MILAN (Reuters) – Carmaker Stellantis said on Tuesday it was raising its full-year target on its adjusted operating profit margin to around 10% after strong financial results in the first half, which included record margins in North America.
The new target compares with a previous forecast of between 5.5%-7.5%.
The guidance increase relies on the assumption of no further deterioration in the global semiconductor shortage which had been affecting the whole industry and of no further lockdowns in Europe and in the United States due to the COVID-19 pandemic.
Chief Financial Officer Richard Palmer said the world’s fourth-largest carmaker did not see an improvement in the chip supply situation before the final quarter of this year, with a total projected production loss of around 1.4 million vehicles in 2021.
He added that a spike in raw material prices also remained a challenge, as its impact was expected to be higher in the second half of this year versus the first six months.

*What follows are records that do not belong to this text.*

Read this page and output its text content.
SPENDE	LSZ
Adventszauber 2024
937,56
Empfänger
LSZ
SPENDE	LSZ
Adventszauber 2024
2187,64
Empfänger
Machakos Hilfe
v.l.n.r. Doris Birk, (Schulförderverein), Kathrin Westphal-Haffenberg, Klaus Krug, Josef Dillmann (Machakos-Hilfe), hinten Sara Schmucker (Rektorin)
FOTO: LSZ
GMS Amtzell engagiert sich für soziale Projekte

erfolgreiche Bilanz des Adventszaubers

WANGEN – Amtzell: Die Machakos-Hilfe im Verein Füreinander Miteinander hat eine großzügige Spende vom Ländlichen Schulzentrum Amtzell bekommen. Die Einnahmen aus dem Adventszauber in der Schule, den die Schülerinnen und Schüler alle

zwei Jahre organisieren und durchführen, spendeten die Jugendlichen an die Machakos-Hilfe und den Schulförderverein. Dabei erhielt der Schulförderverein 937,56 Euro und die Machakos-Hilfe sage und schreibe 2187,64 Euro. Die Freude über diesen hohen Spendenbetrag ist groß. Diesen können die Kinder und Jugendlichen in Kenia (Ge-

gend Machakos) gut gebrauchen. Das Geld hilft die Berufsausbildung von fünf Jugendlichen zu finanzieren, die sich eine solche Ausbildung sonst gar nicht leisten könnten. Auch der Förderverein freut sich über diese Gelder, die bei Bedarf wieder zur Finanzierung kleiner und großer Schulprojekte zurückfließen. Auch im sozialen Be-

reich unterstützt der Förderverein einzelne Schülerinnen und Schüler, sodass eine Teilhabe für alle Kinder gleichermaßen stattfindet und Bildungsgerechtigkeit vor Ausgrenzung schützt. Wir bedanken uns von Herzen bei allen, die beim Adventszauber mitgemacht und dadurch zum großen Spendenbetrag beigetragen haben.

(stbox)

In the January-June period pro-forma adjusted earnings before interest and tax (EBIT) amounted to 8.622 billion euros ($10.24 billion) versus 752 million a year earlier, topping analyst expectations of 5.938 billion euros in a Reuters poll.
The group’s EBIT margin stood at 11.4% in the first six months, with North America posting a record 16.1%.
In the same period Stellantis, which was formed in January by the merger of France’s PSA and Italian-American group Fiat Chrysler, posted a negative pro-forma industrial free cash flow of 1.163 billion euros.